In 1967 Rodney got the break he'd been looking for: a shot on The Ed Sullivan Show. He performed wearing what would become his trademark black suit, white shirt and red tie—the latter two now enshrined in the Smithsonian Institution. "I wore the same thing for every show, not because it was a gimmick," says Rodney, "but because I didn't know what to wear. I'm bad at clothes. They got to know me from that outfit." Even as a stand-up success, his paternal instincts prevailed: He opened his nightclub in New York, Dangerfield's, because "I wanted to take care of my kids."
In 1979 Rodney was approached by director Harold Ramis and asked to appear in the movie Caddyshack. But only after coaching did Rodney learn the tricks of screen acting. Says Ramis, "We began to shoot, and I yelled, 'Action.' Rodney just stared at me, not moving. There was a long silence. Then he said, 'Do you want me to do the bit?' I said, 'Yes,' and he said his lines—straight to the camera."
Ironically, as he ages, Dangerfield has enjoyed an ever more youthful audience, augmented by beer commercials and his Rapping Rodney video. With relish, he reads aloud a fan letter from a 10-year-old: " 'Hi, Rodney. My name is Jeff. I got two crummy sisters, aged 4 and 8.' To me, that's hilarious. How can kids 4 and 8 be crummy?" What's the appeal? "I guess I never grew up, maybe," says Rodney. "My head is young. I can talk to a kid 22 and have just as much to say to him as I have to someone 55."
Although the studios are suddenly hounding him for another hit (his next venture is an HBO special), Dangerfield hasn't exactly gone Hollywood. He still commutes between a New York City high-rise apartment and the house in Connecticut, where novelist Robert Ludlum is his next door neighbor. As befits his image, "I'm sort of a champ at self-abuse," he says.
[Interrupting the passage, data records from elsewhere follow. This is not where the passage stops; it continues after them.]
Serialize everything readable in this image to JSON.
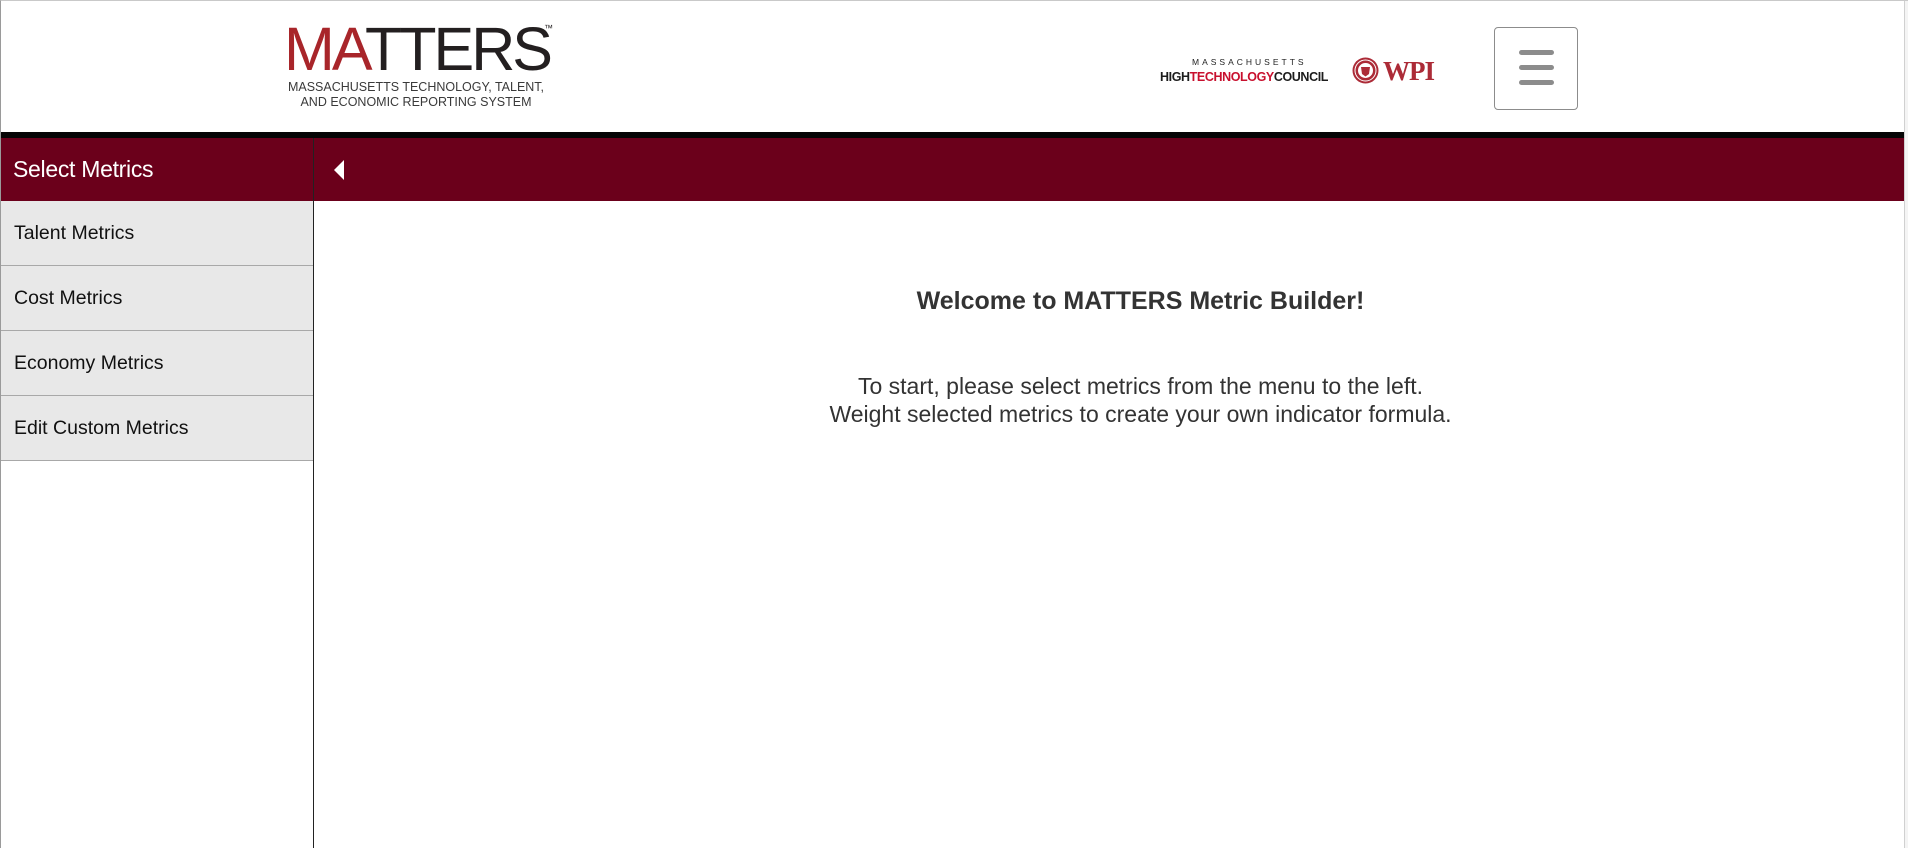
{
  "header": {
    "logo": {
      "word_red": "MA",
      "word_black": "TTERS",
      "trademark": "™",
      "subtitle": "MASSACHUSETTS TECHNOLOGY, TALENT,\nAND ECONOMIC REPORTING SYSTEM",
      "brand_red": "#a8252a"
    },
    "partner_mhtc": {
      "top": "MASSACHUSETTS",
      "high": "HIGH",
      "technology": "TECHNOLOGY",
      "council": "COUNCIL"
    },
    "partner_wpi": {
      "text": "WPI",
      "seal_icon": "wpi-seal-icon"
    },
    "menu_icon": "hamburger-menu-icon"
  },
  "sidebar": {
    "title": "Select Metrics",
    "items": [
      {
        "label": "Talent Metrics"
      },
      {
        "label": "Cost Metrics"
      },
      {
        "label": "Economy Metrics"
      },
      {
        "label": "Edit Custom Metrics"
      }
    ]
  },
  "toolbar": {
    "collapse_icon": "caret-left-icon"
  },
  "main": {
    "title": "Welcome to MATTERS Metric Builder!",
    "line1": "To start, please select metrics from the menu to the left.",
    "line2": "Weight selected metrics to create your own indicator formula."
  },
  "colors": {
    "accent": "#6b001b",
    "sidebar_item_bg": "#e8e8e8",
    "text": "#333333"
  }
}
But in the last few years, with considerable difficulty, he has given up smoking and started on the Pritikin Diet. "I don't know moderation," Dangerfield admits.
It is late afternoon, and the limo is headed back to New York. Rodney is sitting with the same thermoses and pillow he started the day with. "I'm exhausted," he says. "I've been in Vegas and my sleeping is all off. I'm trying to think of some more jokes." But instead of doing that, Rodney Dangerfield suddenly acts his age: He puts the pillow up to his head and dozes off.